What problems TIM can solve
The term anomaly detection covers a broad field. The following figure shows anomaly detection tasks from different perspectives. Purple colour indicates criteria that TIM supports.
Different anomaly detection efforts might have different desired results. TIM supports the following types of anomaly detection:
- Univariate AD: searches for anomalies in each individual metric,
- Multivariate AD with KPI: searches for anomalies in a defined KPI which is a part of a system of different interacting attributes,
- Multivariate AD without KPI: indicates how anomalous a system is as a whole at a given point in time.
Character of the data¶
Time series data represent a collection of observations of a single subject at different points in time. Generally, this evolution is measured at regular time intervals. Time series can be found in a variety of forms:
- Continuous time series: regular snapshots of a continuous process,
- Batch time series: regular snapshots of a discontinuous process,
- Event-based time series: measurements relating to events that occur at discrete times, mostly irregularly.
- Cross-sectional data represent a collection of observations of multiple subjects (typically individuals, households, countries…) at the same point of time, or regardless of differences in time.
Character of the attributes¶
The attributes used in anomaly detection can be either continuous or categorical.

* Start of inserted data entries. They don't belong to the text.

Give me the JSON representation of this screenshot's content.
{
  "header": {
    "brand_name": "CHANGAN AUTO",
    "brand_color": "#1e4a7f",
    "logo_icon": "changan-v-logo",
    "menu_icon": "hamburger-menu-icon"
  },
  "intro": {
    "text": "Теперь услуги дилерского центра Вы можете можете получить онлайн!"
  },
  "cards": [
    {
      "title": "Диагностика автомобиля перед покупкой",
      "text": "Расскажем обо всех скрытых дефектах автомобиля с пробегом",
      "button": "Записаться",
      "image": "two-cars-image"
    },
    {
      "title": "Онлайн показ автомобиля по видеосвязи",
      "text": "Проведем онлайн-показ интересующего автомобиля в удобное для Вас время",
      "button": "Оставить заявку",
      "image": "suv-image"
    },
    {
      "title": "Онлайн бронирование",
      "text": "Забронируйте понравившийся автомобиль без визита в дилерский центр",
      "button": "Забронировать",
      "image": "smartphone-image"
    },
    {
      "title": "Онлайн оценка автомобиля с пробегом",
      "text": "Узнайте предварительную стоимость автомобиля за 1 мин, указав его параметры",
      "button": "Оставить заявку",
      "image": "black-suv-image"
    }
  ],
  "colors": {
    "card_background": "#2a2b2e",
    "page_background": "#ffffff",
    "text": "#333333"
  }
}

Continuous attributes can take on an infinite amount of values, whereas categorical attributes can only take on a limited amount of different values, representing different categories.
The algorithm used to detect anomalies needs to be adapted to the available data and the desired result. The following algorithm types are distinguished:
- Supervised algorithms: require a dataset in which all observations have been labelled as either "normal" or "anomalous". This involves training a classifier. (The key difference to many other classification problems is inherently the unbalanced nature of outlier detection);
- Semi-supervised algorithms: construct a model representing normal behavior from a given normal training data set and then test the likelihood that a test instance is generated by the learned model.
- Unsupervised algorithms: detect anomalies in an unlabeled test dataset under the assumption that the majority of the instances in the dataset are normal. It does so by looking for the instances that seem to fit the least to the remainder of the data set and are in this way the most anomalous.